Unknown Mortal Orchestra – by Henry Oliver, Metro

“I still consider myself to be some weird product of Flying Nun Records and the Helen Clark government — the class of K’ Rd 2003 … I still think that I’m some product of Chris Knox’s view of record-making. That stays as something that I’m tying all these influences to.”

How The Phantom Menace Inspired a Generation of LGBT Youth – by Diana Tourjee and Mitchell Sunderland, Broadly

“In the face of mainstream condemnation, many gay and transgender people adore The Phantom Menace.
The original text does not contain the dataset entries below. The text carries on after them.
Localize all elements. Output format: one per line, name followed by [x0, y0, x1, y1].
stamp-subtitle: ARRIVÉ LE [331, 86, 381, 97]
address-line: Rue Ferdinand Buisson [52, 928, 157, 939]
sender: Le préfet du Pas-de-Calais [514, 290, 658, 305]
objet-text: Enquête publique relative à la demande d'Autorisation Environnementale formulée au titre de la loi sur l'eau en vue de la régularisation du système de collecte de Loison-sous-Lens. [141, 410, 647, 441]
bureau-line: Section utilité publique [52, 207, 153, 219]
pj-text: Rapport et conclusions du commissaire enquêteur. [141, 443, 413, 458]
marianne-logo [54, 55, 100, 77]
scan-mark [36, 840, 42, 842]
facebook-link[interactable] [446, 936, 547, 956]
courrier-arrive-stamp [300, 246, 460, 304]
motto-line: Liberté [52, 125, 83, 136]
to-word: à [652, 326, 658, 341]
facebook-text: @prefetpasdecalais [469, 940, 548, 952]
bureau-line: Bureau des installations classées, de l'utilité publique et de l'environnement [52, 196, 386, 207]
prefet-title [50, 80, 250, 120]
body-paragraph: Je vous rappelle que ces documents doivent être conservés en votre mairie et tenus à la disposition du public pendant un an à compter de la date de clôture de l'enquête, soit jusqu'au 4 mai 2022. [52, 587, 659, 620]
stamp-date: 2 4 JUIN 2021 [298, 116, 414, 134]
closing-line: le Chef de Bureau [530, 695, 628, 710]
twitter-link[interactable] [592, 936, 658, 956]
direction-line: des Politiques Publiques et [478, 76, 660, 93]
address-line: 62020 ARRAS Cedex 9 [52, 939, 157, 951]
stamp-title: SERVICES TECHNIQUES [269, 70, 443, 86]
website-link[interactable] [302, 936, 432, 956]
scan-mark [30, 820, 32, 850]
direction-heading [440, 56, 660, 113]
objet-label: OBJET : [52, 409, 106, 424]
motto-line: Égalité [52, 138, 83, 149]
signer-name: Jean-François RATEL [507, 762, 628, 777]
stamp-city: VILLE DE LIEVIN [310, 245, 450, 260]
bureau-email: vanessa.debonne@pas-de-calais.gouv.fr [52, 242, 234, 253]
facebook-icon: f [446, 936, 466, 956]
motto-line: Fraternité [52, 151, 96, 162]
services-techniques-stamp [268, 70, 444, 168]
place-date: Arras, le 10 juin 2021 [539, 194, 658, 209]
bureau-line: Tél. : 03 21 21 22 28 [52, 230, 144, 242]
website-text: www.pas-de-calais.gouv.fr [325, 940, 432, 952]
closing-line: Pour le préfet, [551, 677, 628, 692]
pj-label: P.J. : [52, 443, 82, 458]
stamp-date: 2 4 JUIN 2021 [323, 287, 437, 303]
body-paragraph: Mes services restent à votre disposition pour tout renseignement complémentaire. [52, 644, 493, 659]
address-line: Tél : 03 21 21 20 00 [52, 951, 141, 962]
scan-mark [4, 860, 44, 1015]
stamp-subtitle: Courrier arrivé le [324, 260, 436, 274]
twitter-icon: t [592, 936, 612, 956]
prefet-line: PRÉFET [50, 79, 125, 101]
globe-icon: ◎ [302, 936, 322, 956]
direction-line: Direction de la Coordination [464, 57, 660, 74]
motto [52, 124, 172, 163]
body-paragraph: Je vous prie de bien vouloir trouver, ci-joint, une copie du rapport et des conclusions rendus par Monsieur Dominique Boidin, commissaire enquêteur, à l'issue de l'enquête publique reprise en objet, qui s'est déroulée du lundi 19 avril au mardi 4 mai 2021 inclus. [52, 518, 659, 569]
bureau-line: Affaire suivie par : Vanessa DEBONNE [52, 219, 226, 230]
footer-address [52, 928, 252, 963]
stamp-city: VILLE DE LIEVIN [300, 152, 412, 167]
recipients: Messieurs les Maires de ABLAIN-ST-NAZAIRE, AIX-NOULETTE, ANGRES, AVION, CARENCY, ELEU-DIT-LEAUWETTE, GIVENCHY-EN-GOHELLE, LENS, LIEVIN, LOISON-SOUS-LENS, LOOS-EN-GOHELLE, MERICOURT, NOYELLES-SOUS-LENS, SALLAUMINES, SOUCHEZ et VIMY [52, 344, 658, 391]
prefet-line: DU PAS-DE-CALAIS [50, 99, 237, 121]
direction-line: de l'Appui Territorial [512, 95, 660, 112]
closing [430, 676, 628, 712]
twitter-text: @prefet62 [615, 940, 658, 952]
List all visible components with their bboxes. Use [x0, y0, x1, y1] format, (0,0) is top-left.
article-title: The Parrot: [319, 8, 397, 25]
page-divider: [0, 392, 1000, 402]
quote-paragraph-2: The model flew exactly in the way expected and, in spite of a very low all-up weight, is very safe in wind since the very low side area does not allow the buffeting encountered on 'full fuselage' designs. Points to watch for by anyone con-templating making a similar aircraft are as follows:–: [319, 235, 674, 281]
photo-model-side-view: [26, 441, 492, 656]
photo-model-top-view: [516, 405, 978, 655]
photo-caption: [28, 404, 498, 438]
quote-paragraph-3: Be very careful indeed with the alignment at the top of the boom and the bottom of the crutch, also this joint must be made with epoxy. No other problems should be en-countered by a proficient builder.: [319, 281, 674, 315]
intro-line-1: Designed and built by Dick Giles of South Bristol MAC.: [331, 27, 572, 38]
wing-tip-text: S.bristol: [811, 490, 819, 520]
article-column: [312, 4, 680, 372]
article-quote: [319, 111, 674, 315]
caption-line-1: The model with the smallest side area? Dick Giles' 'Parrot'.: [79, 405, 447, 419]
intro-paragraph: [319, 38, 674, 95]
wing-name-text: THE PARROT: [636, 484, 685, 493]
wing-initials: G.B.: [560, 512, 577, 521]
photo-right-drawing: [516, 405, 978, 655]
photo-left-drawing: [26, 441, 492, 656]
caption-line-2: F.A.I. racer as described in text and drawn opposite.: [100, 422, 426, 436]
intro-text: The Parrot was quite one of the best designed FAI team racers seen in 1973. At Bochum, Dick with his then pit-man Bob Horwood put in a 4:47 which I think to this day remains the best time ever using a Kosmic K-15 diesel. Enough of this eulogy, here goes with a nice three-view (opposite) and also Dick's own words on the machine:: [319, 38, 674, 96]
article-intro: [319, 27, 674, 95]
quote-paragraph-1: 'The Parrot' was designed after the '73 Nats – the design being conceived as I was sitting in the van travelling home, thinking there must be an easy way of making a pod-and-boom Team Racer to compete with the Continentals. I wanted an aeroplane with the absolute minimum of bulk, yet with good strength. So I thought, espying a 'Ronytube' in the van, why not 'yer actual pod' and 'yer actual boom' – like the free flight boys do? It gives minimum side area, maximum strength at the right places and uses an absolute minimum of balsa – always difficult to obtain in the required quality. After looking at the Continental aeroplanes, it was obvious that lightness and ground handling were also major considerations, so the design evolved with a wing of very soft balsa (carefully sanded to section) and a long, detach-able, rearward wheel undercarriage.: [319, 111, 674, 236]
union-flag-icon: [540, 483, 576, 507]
When Episode I debuted in 1999, critics and fans lambasted it. Hostel director Eli Roth said it was "more like A Bug's Life than Star Wars," and a critic for the Hollywood Reporter wrote that the film "vacillates between ponderous solemnity and a distressing tendency towards silly shtick." An entire generation of gay and trans youth, on the other hand, disagreed with the general dismissal of Lucas' return to their fathers' beloved scifi saga.”

The Perils of Reporting on Mental Health – by Jess McAllen, The Spinoff

“Nothing is worse than thinking you are getting a juicy story before having it fall flat. Sometimes you just have to let the story go. Or, better yet, analyse why you thought there was a story there to begin with.”